On my small dataset, this model has test accuracy of 59.52%. By increasing the size of the dataset and potentially have more neurons (let's say, up to 300).


In [12]:
import torch
import torch.nn as nn
import torch.optim as optim
import torchvision.transforms as transforms
from torch.utils.data import DataLoader
from torchvision.datasets import ImageFolder

# Set device
device = torch.device("cuda" if torch.cuda.is_available() else "cpu")

# Hyperparameters
image_size = 150
input_size = image_size * image_size * 3  # Image size: 32x32 with 3 color channels
hidden_size = 128
num_layers = 2
num_classes = 2
batch_size = 100
num_epochs = 10
learning_rate = 0.001

# Data transforms
transform = transforms.Compose([
    transforms.Resize((image_size, image_size)),     # Resize the image to 32x32
    transforms.ToTensor(),           # Convert image to tensor
    transforms.Normalize(            # Normalize image channels
        mean=[0.485, 0.456, 0.406],
        std=[0.229, 0.224, 0.225]
    )
])

# Load the dataset
#train_dataset = ImageFolder("../foreign_vs_clear/train", transform=transform)
#test_dataset = ImageFolder("../foreign_vs_clear/test", transform=transform)

train_dataset = ImageFolder("C:/Users/hanna/Desktop/git/interiorcardamage/Data2/raw/train", transform=transform)
test_dataset = ImageFolder("C:/Users/hanna/Desktop/git/interiorcardamage/Data2/raw/test", transform=transform)

# Data loader
train_loader = DataLoader(train_dataset, batch_size=batch_size, shuffle=True)
test_loader = DataLoader(test_dataset, batch_size=batch_size, shuffle=False)

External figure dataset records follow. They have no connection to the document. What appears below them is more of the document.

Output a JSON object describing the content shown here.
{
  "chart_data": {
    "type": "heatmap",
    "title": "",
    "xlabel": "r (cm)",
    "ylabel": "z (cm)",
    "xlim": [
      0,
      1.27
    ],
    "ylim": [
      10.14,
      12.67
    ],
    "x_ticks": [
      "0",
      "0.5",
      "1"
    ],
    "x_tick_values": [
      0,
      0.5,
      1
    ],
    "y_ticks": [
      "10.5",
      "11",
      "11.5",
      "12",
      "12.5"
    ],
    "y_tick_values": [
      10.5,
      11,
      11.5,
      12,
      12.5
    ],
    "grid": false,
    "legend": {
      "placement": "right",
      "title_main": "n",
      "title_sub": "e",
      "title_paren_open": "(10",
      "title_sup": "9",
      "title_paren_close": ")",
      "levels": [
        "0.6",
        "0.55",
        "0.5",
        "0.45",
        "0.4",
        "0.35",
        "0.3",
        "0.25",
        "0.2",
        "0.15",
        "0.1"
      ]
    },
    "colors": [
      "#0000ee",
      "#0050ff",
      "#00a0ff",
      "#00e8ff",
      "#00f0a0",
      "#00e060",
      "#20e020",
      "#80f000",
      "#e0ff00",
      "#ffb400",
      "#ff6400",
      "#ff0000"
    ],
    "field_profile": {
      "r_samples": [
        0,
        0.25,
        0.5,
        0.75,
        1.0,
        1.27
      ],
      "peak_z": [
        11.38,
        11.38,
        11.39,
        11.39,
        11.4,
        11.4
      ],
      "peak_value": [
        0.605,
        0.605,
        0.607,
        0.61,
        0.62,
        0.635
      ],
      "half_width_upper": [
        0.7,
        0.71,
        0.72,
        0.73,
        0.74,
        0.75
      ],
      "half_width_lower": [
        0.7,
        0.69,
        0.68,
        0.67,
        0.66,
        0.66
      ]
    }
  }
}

# Recurrent neural network (RNN)
class RNN(nn.Module):
    def __init__(self, input_size, hidden_size, num_layers, num_classes):
        super(RNN, self).__init__()
        self.hidden_size = hidden_size
        self.num_layers = num_layers
        self.rnn = nn.RNN(input_size, hidden_size, num_layers, batch_first=True)
        self.fc = nn.Linear(hidden_size, num_classes)

    def forwardOLD(self, x):
        h0 = torch.zeros(self.num_layers, x.size(0), self.hidden_size).to(device)

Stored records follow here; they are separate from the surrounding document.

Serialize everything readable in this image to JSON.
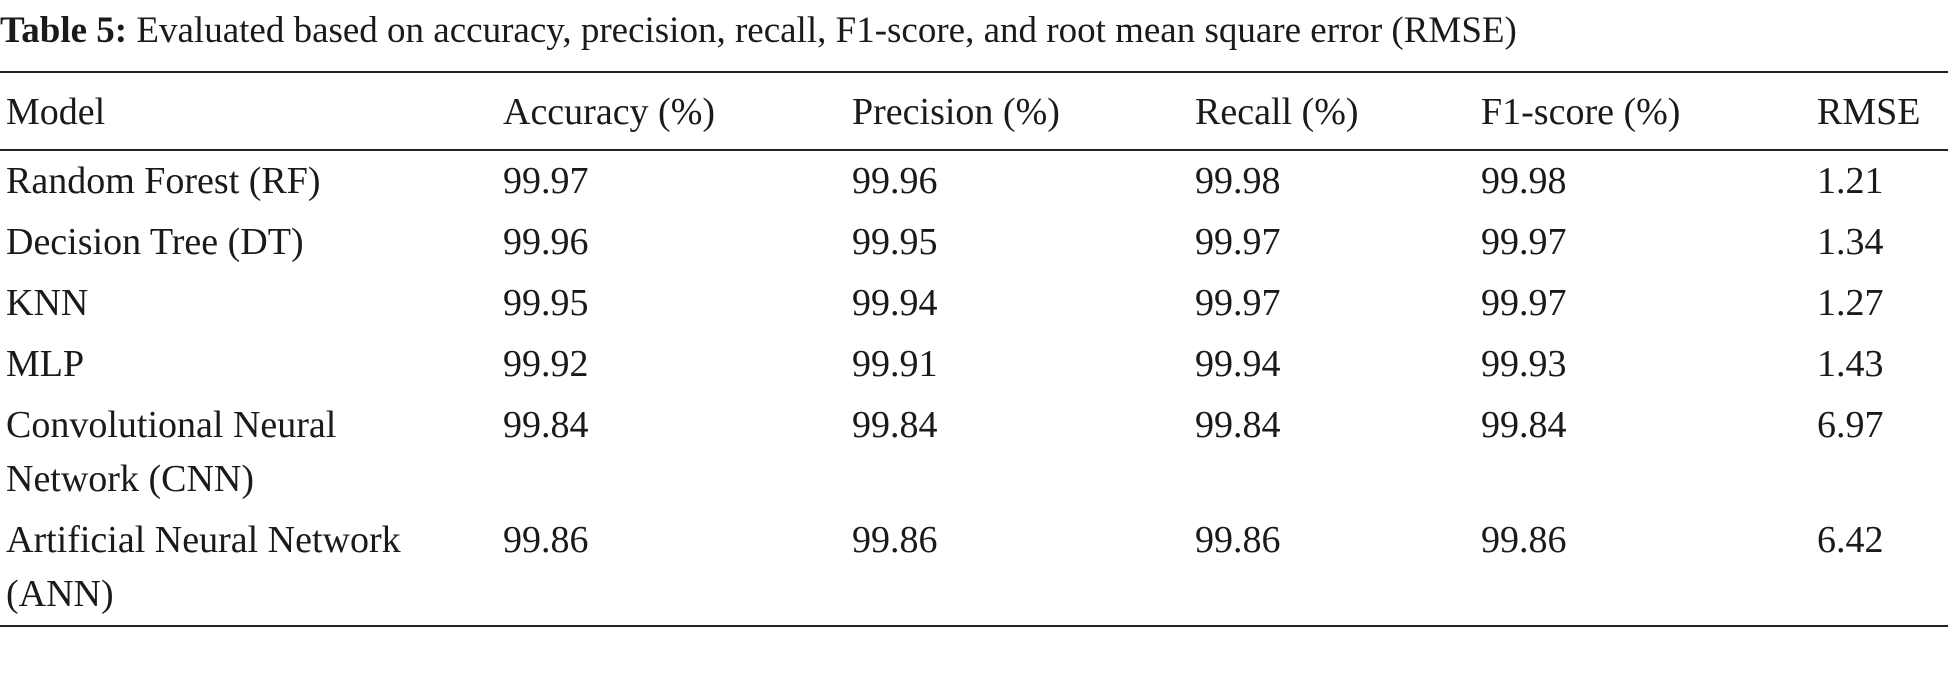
{
  "caption": {
    "label": "Table 5:",
    "text": "Evaluated based on accuracy, precision, recall, F1-score, and root mean square error (RMSE)"
  },
  "table": {
    "columns": [
      "Model",
      "Accuracy (%)",
      "Precision (%)",
      "Recall (%)",
      "F1-score (%)",
      "RMSE"
    ],
    "rows": [
      [
        "Random Forest (RF)",
        "99.97",
        "99.96",
        "99.98",
        "99.98",
        "1.21"
      ],
      [
        "Decision Tree (DT)",
        "99.96",
        "99.95",
        "99.97",
        "99.97",
        "1.34"
      ],
      [
        "KNN",
        "99.95",
        "99.94",
        "99.97",
        "99.97",
        "1.27"
      ],
      [
        "MLP",
        "99.92",
        "99.91",
        "99.94",
        "99.93",
        "1.43"
      ],
      [
        "Convolutional Neural Network (CNN)",
        "99.84",
        "99.84",
        "99.84",
        "99.84",
        "6.97"
      ],
      [
        "Artificial Neural Network (ANN)",
        "99.86",
        "99.86",
        "99.86",
        "99.86",
        "6.42"
      ]
    ]
  }
}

        out, _ = self.rnn(x, h0.reshape(self.num_layers, x.size(0), self.hidden_size))
        out = self.fc(out[:, -1, :])

        return out

    def forward(self, x):
        h0 = torch.zeros(self.num_layers, x.size(0), self.hidden_size).to(device)

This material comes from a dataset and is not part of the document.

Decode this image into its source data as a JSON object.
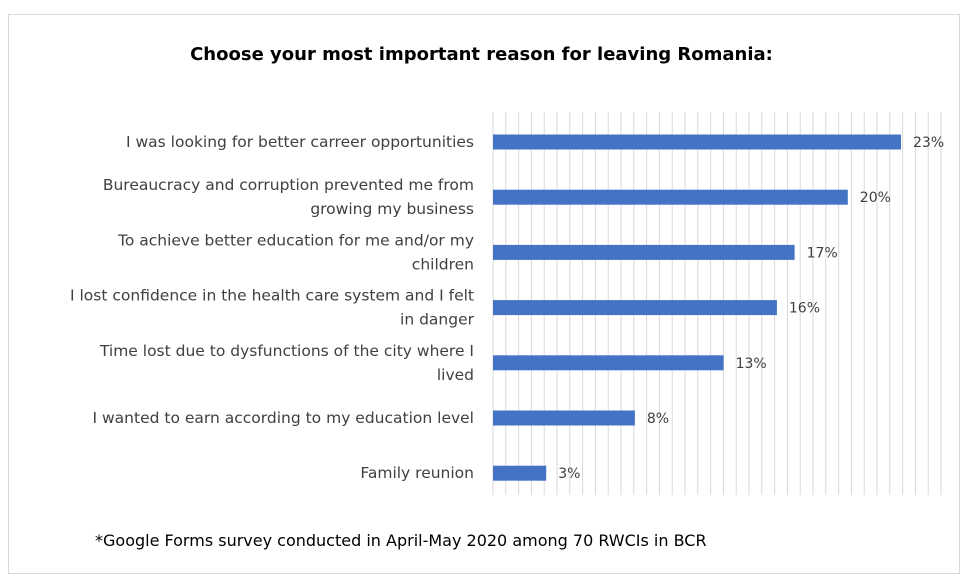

        out, _ = self.rnn(x.unsqueeze(1), h0)
        out = self.fc(out[:, -1, :])

        return out


# Initialize the model
model = RNN(input_size, hidden_size, num_layers, num_classes).to(device)

# Loss and optimizer
criterion = nn.CrossEntropyLoss()
optimizer = optim.Adam(model.parameters(), lr=learning_rate)

# Training loop
total_step = len(train_loader)
for epoch in range(num_epochs):
    for i, (images, labels) in enumerate(train_loader):
        images = images.to(device)
        labels = labels.to(device)

        # Reshape images
        images = images.view(-1, input_size)

        # Forward pass
        outputs = model(images)
        loss = criterion(outputs, labels)

        # Backward and optimize
        optimizer.zero_grad()
        loss.backward()
        optimizer.step()

    print(f"Epoch [{epoch}], Loss: {loss.item():.4f}")


Epoch [0], Loss: 0.7440
Epoch [1], Loss: 0.6795
Epoch [2], Loss: 0.6554
Epoch [3], Loss: 0.6202
Epoch [4], Loss: 0.6141
Epoch [5], Loss: 0.6089
Epoch [6], Loss: 0.5977
Epoch [7], Loss: 0.5798
Epoch [8], Loss: 0.5698
Epoch [9], Loss: 0.5597


In [13]:

# Test the model
model.eval()
with torch.no_grad():
    correct = 0
    total = 0
    for images, labels in test_loader:
        images = images.to(device)
        labels = labels.to(device)
        images = images.view(-1, input_size)
        outputs = model(images)
        _, predicted = torch.max(outputs.data, 1)
        total += labels.size(0)
        correct += (predicted == labels).sum().item()

    accuracy = 100 * correct / total
    print(f"Test Accuracy: {accuracy:.2f}%")


Test Accuracy: 59.52%


In [7]:
image_size * image_size * 3

67500

In [9]:
5467500/(150*150)

243.0